How these pieces came together is what's made KPop Demon Hunters the most-watched Netflix original film of all time, which is still shocking to Sonnenblick. And while Ejae was originally a songwriter who submitted ear-catching demos, she eventually became the voice of the film's star, Rumi.
"You work on so many things, you have no idea what the response is going to be," he says. Some might see a straight-to-streaming animated film as a death sentence, but in retrospect (with the streaming numbers and the Hot100 number-one spot), it was the perfect route for the film.
"When this first dropped on Netflix, there wasn't a lot of fanfare around it. Part of what was so powerful was how it was embraced by the fans," he says. Word of mouth is really where this came from."

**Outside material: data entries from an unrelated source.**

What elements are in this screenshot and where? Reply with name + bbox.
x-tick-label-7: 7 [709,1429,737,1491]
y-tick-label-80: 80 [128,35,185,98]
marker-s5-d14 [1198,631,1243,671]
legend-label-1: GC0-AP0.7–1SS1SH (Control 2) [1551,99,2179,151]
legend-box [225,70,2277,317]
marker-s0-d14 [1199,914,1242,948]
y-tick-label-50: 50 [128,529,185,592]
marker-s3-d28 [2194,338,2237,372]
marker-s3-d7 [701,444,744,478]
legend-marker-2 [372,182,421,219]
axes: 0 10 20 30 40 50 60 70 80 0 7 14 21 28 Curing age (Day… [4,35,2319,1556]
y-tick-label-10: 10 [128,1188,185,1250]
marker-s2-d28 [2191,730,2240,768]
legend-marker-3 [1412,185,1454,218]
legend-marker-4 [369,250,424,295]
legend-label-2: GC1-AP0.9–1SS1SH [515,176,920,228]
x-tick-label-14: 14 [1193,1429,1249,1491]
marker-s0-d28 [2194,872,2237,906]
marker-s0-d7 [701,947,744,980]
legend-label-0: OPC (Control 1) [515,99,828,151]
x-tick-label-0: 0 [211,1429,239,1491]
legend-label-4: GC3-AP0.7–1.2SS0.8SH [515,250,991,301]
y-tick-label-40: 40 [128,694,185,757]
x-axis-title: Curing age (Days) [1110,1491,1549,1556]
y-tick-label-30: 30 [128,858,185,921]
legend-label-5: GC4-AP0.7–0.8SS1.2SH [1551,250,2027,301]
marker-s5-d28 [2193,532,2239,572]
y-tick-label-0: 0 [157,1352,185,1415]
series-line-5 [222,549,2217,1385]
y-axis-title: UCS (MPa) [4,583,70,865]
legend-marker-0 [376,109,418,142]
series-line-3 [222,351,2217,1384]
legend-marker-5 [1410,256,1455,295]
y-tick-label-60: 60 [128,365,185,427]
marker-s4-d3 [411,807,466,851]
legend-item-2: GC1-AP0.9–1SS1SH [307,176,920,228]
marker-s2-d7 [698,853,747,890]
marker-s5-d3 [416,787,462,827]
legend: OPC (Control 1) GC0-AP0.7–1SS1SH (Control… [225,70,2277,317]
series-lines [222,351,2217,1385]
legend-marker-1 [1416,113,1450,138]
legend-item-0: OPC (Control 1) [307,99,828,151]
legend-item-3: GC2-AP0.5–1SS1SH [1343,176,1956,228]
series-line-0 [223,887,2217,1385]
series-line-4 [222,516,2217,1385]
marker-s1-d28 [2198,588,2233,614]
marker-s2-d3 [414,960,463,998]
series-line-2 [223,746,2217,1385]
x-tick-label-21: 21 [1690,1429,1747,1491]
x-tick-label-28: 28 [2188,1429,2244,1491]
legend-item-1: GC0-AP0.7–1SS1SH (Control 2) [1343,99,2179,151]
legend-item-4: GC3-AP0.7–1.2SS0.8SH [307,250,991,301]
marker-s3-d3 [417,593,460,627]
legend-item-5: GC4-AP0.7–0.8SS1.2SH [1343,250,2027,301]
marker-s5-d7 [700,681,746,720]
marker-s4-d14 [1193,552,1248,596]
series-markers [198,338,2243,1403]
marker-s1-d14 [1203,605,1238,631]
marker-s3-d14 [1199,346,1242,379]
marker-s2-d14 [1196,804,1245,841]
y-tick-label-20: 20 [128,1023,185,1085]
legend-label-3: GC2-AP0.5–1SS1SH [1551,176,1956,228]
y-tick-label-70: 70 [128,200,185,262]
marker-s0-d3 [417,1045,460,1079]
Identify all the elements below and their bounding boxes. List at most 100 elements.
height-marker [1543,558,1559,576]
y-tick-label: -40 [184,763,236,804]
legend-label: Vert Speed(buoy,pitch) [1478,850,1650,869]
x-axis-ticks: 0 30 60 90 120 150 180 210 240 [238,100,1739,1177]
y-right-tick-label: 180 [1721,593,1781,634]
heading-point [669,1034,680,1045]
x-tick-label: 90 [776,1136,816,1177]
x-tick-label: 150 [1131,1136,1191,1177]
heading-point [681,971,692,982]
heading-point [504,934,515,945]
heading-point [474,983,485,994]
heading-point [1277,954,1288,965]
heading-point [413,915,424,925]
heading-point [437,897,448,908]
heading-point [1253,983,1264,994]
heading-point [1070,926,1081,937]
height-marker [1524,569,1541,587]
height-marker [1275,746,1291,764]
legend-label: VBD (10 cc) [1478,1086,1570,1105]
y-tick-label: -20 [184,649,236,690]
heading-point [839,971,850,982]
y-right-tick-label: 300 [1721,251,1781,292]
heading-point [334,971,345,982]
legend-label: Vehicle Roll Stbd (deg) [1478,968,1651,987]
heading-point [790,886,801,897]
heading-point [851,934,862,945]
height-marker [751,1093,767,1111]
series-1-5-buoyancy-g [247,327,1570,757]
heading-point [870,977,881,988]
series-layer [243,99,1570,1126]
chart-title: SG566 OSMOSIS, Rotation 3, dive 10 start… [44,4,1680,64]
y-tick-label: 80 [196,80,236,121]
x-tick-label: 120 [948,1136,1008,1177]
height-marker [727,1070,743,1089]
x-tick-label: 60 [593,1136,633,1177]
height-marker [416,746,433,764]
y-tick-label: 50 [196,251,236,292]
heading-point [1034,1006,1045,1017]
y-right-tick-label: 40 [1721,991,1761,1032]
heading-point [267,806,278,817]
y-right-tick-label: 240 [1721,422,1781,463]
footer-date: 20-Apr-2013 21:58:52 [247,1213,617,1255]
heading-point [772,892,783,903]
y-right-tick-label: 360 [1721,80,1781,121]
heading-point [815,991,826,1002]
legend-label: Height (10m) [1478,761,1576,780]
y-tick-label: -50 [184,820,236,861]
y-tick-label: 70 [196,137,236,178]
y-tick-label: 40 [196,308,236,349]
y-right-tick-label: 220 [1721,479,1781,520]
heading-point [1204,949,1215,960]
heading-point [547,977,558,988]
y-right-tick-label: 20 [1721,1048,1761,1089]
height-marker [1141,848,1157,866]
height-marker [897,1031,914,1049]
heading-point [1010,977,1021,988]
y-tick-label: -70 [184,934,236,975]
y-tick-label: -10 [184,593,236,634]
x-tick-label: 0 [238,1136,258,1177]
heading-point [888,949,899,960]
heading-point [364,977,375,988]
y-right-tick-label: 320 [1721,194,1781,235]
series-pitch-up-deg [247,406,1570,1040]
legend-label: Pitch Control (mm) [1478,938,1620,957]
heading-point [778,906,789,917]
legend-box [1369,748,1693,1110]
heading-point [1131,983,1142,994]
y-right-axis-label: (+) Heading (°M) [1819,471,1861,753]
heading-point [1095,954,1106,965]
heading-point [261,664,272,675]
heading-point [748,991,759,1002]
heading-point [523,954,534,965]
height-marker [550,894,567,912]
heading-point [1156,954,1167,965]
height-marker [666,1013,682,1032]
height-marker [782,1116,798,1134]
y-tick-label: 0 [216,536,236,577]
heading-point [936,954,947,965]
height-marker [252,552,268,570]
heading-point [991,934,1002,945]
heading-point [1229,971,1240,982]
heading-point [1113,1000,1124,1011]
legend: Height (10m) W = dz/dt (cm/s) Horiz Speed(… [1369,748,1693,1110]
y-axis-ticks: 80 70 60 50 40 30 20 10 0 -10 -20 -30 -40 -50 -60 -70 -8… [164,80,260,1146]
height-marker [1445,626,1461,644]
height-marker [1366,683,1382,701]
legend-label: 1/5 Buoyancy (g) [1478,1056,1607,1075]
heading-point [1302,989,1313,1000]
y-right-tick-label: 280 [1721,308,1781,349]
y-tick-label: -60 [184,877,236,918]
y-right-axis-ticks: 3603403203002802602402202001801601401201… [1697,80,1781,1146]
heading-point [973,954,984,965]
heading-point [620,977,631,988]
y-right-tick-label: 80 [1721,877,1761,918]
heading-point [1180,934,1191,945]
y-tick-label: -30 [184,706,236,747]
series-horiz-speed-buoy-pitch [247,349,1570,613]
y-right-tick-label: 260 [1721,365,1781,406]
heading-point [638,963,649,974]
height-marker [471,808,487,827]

For his next act? Sonnenblick is working on a stage production for Andrew Haigh's classic 2011 queer film, Weekend. "It takes place in Brooklyn," Sonnenblick confirms, tight-lipped about the details of a production still in its very early stages. He was able to confirm to Out that Weekend currently features elements of movement, dance, and music — though they're still figuring out the balance of the modern reinterpretation.
"Everyone working on it is brilliant, and just operating at the top of their game. Every time we get to go back in the room with it, it's great. Hopefully, sometime in the next two years, we'll be able to share it and hopefully do justice to Andrew's film."
Sonnenblick hopes they're able to get "at the heart of Andrew's beautiful movie."